You taught me of textures
I would never have seen.
And to disregard curious people
- no matter how they stared.
I painted their faces
against withering trees;
and you approved.

Why did you wear only black;
and why didn’t you show us YOUR work?
Did you choose to die
in your clean-swept studio?

Catherine M. LeGault


SMELL OF SUMMER

Crossing over a featureless ocean
I hang suspended, cold clouds
like soft white frosting
transport me from the metal airborne
pericarp to the warm kitchen confines
of a Dakota kitchen.

Saturday morning. Baking.
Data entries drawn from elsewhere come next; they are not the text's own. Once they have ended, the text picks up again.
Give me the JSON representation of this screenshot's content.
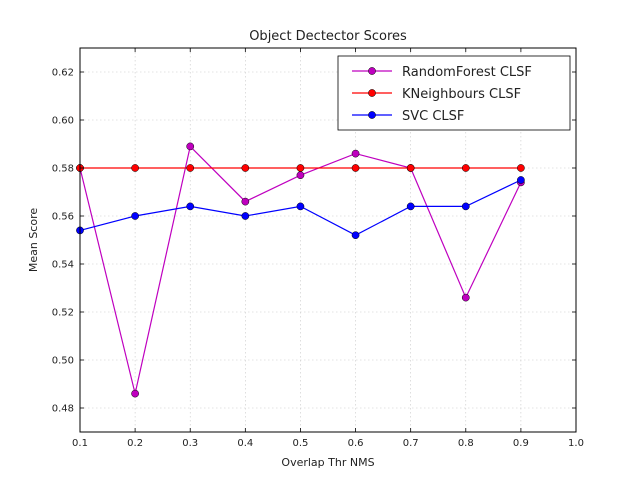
{
  "chart_data": {
    "type": "line",
    "title": "Object Dectector Scores",
    "xlabel": "Overlap Thr NMS",
    "ylabel": "Mean Score",
    "xlim": [
      0.1,
      1.0
    ],
    "ylim": [
      0.47,
      0.63
    ],
    "xticks": [
      "0.1",
      "0.2",
      "0.3",
      "0.4",
      "0.5",
      "0.6",
      "0.7",
      "0.8",
      "0.9",
      "1.0"
    ],
    "yticks": [
      "0.48",
      "0.50",
      "0.52",
      "0.54",
      "0.56",
      "0.58",
      "0.60",
      "0.62"
    ],
    "grid": true,
    "legend_position": "top-right",
    "x": [
      0.1,
      0.2,
      0.3,
      0.4,
      0.5,
      0.6,
      0.7,
      0.8,
      0.9
    ],
    "series": [
      {
        "name": "RandomForest CLSF",
        "color": "#bf00bf",
        "values": [
          0.58,
          0.486,
          0.589,
          0.566,
          0.577,
          0.586,
          0.58,
          0.526,
          0.574
        ]
      },
      {
        "name": "KNeighbours CLSF",
        "color": "#ff0000",
        "values": [
          0.58,
          0.58,
          0.58,
          0.58,
          0.58,
          0.58,
          0.58,
          0.58,
          0.58
        ]
      },
      {
        "name": "SVC CLSF",
        "color": "#0000ff",
        "values": [
          0.554,
          0.56,
          0.564,
          0.56,
          0.564,
          0.552,
          0.564,
          0.564,
          0.575
        ]
      }
    ]
  }
}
Rolls
so enticing and accessible it would
seal the lips of a Jewish mother,
if she knew the secret.
Beyond cinnamon and sugar
rolled into soft, sticky,
erotic fantasies with naked fingers.
Intense oven aromas tempted
old bucks in the neighborhood,
unleashed vulgar desires
they could not express.
Even my childhood innocence did not
obscure the starving desire for her
hidden charms. It was stronger,
more decadent,
than hiding beneath her bed
Guilty. Exposed.
Craven hunger possessed us,
dirty old men and me.

I licked the frosting from the pan,
they sniffed the air,
licked their fingers,
devoured another morsel,
rose and returned to their work
Greasy and stinking in the heat of summer.